Whew, I finished what I think might be my favorite ghost story, about the Sunday School Publishing Board of the National Baptist Convention building downtown. This year I’ve been more aware of how weird it is to root fiction so firmly in non-fictional places. There are some places, like New York, where, by now, the city is just kind of instinctively a place and a fictional place. It’s a place you can visit and a place you hear stories about and a place that serves as a backdrop to fictional stories, some of which let a lot of the real leak into them.
And, certainly, parts of Nashville are already fictional places–the Ryman, the Grand Ole Opry, the Hall of Fame, WSM, WLAC. They are real things and they are also a part of our national dreamscape.
And last year I didn’t really fret about pulling a fictional blanket over some factual places. I kind of liked wondering if any of the stories would become true. This year, though, I do fret a little about it. Not enough to stop me, but just enough to give me something to wonder about as I reread.
I can’t remember how I was going to tie this into gardens, but I like the two “G” sounds there in the title of the post, so I’ll leave it.
Here’s how the story opens, at least the first draft:
Cities scar and bruise like people do. A wound opens and tissue builds around it when an interstate slices through a neighborhood. Folks will worry the loss of a beloved church like they worry the tender spot where a tooth has gone missing.
And then, in some cities, there are spots where the routine evil done there can make a place feel gangrenous. You turn your head from it. You catch your breath in your throat. You deliberately stop knowing what went on there. It was something that happened a long time ago. Something that doesn’t matter any more.

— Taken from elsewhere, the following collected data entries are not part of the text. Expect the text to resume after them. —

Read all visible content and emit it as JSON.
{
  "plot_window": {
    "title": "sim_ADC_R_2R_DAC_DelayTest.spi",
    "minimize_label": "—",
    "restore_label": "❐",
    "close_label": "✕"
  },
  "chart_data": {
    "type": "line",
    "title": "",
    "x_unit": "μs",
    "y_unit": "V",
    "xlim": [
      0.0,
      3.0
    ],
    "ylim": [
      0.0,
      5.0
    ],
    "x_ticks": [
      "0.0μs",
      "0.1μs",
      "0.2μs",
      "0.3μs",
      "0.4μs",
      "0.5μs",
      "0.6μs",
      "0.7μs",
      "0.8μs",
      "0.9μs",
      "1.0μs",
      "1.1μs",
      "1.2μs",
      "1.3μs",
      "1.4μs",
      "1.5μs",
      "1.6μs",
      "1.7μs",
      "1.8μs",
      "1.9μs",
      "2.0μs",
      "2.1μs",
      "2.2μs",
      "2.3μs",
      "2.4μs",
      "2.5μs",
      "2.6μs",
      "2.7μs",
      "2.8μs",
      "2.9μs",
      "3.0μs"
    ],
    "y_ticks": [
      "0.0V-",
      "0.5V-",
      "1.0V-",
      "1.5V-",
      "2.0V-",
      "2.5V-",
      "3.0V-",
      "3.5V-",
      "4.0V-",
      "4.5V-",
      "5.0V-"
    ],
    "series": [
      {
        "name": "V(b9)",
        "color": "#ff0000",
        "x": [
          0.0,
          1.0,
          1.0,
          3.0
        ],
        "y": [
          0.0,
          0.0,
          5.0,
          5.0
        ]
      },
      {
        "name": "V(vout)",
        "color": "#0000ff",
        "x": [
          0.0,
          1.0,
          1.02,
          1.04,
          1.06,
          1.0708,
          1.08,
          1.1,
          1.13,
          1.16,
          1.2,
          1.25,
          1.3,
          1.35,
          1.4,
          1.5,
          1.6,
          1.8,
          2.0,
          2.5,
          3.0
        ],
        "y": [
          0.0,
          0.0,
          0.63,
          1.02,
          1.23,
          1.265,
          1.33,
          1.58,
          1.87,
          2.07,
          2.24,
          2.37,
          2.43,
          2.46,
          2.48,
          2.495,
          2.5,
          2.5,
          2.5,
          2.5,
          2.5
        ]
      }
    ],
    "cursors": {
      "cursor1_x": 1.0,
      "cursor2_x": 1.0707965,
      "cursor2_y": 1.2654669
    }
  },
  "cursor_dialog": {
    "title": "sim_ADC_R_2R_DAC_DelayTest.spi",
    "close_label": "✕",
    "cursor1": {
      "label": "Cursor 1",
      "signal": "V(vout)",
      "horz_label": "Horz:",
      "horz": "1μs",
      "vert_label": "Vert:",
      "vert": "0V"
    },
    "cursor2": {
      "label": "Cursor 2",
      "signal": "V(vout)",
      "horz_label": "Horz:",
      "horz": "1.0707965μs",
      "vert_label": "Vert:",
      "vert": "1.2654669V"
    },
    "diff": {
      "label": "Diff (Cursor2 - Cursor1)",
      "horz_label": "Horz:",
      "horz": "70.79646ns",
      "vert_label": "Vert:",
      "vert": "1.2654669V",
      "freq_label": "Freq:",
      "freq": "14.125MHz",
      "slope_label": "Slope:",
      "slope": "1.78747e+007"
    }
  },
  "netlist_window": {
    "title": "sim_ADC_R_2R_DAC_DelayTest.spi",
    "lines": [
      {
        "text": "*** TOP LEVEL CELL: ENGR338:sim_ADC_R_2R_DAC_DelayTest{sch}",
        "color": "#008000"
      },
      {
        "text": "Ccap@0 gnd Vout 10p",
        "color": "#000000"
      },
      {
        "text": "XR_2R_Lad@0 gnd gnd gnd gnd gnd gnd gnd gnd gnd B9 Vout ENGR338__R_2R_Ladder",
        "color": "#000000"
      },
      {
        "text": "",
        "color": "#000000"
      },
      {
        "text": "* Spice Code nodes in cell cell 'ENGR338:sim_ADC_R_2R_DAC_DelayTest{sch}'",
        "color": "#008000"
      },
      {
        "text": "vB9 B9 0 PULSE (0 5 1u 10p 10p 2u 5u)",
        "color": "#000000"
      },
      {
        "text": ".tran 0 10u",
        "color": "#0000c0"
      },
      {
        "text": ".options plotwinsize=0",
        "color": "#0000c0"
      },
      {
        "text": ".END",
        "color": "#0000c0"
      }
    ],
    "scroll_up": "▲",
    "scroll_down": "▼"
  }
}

And you make your way past it like that city block is the shadow at the far end of a dark hallway. You will yourself to not look. You will yourself to not see. You close your eyes and dash past, and feel like you have just avoided having to know something about how the world works that you can’t explain.
Such was the case for the old hotel at the corner of Cedar and North Cherry. Patrons would complain about the loud cries and moans and wails. Other patrons would complain about the spectral men who stood outside their doors, engaged in casual discussion about selling people using words polite people now kept quiet.